Back in the 1990's, President Bill Clinton (with sidekick Al [Gore]) used these same "illegal" searches on at least one American citizen, Aldridge Aims. Mr. Aims hadn't called al-Qaida or Hezbollah. In fact, he was an American on American soil. But he was selling secrets to our enemies. Clinton authorized the surveillance of Aims without a warrant. Thankfully he did. Aims now sits in a federal prison for the rest of his life so he can't hurt America any more.

Aside from painfully misspelling Aldrich Ames' name, Smith is wrong to claim that the Ames-related warrantless searches were "illegal." They were not illegal in 1993, when they were conducted. The FISA law that governs such searches did not cover them until 1995.

Posted by Terry K. at 10:59 AM EST
New Article: Out There, Exhibit 37: Betraying the Lost Cause
Topic: Newsmax
NewsMax trashes the Confederacy in order to trash the Clintons once more. How will that go over with its conservative readers? Read more.

Posted by Terry K. at 1:41 AM EST
Sunday, January 22, 2006
Stillwell Hides Background (Again)
Topic: NewsBusters
Cinnamon Stillwell -- she of the Israeli extremist whitewashing -- checks in again with a Jan. 22 NewsBusters post, copiously citing a group called MEMRI as claiming that the recent Osama bin Laden audiotape was mistranslated by "the media," implying that this was done deliberately (this is a site that criticizes "the media," after all).

What Stillwell fails to report (in this instance, anyway) is that MEMRI has been criticized as a group that specializes in translating articles that portray Arabs and Muslims in a negative light.

So we're guessing by Stillwell's new post that NewsBusters has no problem with someone who apparently sympathizes with violent extremists writing for them.

Posted by Terry K. at 10:48 PM EST
Saturday, January 21, 2006
Lack of Disclosure Watch
Topic: CNSNews.com
A Jan. 20 CNSNews.com article by Randy Hall on state funding restrictions on abortion clinics in Texas identifies Planned Parenthood as "the nation's most frequent provider of abortions." But Hall applied no descriptors to the anti-abortion groups featured in the article, the Texas Alliance for Life and STOPP International, not even describing them as "pro-life" groups.

Texas Alliance for Life's agenda is probably easy enough to figure out by name alone, but STOPP International's isn't, and it would seem to be an important one to note that is relevant to this article: STOPP has a specific agenda to attack Planned Parenthood, which perhaps colors what they have to say just a tad.

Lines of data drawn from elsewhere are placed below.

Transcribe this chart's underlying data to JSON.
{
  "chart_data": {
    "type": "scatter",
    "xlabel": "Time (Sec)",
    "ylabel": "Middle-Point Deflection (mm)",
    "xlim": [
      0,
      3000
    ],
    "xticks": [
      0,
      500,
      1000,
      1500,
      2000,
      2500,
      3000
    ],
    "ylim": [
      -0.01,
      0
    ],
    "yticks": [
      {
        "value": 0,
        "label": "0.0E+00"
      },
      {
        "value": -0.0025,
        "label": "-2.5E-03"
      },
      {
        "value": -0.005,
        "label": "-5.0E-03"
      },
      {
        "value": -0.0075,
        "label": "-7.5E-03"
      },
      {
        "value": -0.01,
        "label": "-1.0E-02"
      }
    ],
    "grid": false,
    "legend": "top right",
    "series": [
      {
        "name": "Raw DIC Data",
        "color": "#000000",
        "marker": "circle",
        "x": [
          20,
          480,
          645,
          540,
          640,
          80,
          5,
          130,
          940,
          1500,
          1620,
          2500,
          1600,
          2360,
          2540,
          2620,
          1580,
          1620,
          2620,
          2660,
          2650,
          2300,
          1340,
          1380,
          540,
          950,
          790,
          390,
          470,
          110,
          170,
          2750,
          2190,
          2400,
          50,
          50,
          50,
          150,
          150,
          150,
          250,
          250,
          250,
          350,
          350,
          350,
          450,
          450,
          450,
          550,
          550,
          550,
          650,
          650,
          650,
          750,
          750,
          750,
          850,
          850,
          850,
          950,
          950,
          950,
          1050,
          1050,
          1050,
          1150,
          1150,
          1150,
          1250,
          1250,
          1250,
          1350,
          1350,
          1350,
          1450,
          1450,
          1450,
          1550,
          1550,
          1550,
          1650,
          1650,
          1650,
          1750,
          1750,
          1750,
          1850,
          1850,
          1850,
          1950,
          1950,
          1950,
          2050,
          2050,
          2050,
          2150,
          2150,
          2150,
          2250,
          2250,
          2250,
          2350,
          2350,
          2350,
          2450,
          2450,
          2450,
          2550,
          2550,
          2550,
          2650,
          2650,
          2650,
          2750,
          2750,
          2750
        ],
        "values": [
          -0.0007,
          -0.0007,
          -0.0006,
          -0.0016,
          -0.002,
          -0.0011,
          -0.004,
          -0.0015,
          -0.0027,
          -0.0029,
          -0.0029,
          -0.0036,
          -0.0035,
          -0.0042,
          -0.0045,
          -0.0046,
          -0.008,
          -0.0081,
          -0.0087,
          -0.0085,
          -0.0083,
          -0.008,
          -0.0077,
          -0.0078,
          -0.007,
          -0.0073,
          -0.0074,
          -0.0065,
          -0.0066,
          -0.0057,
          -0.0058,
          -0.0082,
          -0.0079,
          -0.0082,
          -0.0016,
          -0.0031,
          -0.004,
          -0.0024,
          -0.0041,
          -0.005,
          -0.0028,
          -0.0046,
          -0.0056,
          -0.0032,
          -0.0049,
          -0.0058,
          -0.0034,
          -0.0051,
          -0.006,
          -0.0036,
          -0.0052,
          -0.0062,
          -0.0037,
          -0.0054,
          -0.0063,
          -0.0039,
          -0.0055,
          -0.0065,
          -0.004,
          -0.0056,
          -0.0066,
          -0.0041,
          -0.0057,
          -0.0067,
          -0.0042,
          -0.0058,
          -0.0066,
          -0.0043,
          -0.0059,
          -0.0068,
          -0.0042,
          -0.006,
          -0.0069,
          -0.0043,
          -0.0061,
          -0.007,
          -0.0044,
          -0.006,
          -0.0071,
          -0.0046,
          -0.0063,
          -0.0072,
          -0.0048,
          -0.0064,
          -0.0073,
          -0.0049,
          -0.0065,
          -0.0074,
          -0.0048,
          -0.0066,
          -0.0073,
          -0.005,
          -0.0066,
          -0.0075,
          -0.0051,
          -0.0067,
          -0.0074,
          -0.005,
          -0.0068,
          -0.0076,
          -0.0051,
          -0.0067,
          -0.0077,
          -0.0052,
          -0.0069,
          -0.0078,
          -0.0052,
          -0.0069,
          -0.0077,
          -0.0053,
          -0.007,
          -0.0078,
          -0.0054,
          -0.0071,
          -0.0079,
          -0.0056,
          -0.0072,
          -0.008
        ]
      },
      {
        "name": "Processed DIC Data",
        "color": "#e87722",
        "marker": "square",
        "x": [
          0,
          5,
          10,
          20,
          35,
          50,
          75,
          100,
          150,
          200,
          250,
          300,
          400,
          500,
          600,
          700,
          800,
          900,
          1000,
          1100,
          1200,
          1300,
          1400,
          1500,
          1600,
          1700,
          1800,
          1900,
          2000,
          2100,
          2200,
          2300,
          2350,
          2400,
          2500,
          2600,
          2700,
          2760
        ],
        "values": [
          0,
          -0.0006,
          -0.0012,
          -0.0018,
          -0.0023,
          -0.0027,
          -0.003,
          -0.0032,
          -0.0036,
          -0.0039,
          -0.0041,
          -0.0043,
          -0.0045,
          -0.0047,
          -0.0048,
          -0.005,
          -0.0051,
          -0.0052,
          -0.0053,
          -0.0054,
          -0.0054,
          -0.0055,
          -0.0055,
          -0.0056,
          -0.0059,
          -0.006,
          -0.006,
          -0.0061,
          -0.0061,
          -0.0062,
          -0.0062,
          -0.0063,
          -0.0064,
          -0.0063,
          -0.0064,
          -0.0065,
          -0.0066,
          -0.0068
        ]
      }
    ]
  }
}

Posted by Terry K. at 11:41 PM EST
Sell, Sell, Sell
Topic: WorldNetDaily
WorldNetDaily abandons the pretense of pretending an ad is a "news" article with a Jan. 21 article headlined "Meet WND's newest advertiser." WND goes about it in a strange way, though.

WND editor Joseph Farah is quoted as stating: "We value our advertisers. ... They make it possible for millions of readers to get their news for free – news often found nowhere else." But nowhere in the article is the advertiser (Right Wing Stuff) actually named, though it states what it sells ("the largest selection of liberal-baiting merchandise on the Net"). Meanwhile, WND has treated other advertisers as providers of actual news. WND apparently values some advertisers more than others.

If I were Right Wing Stuff, I'd complain.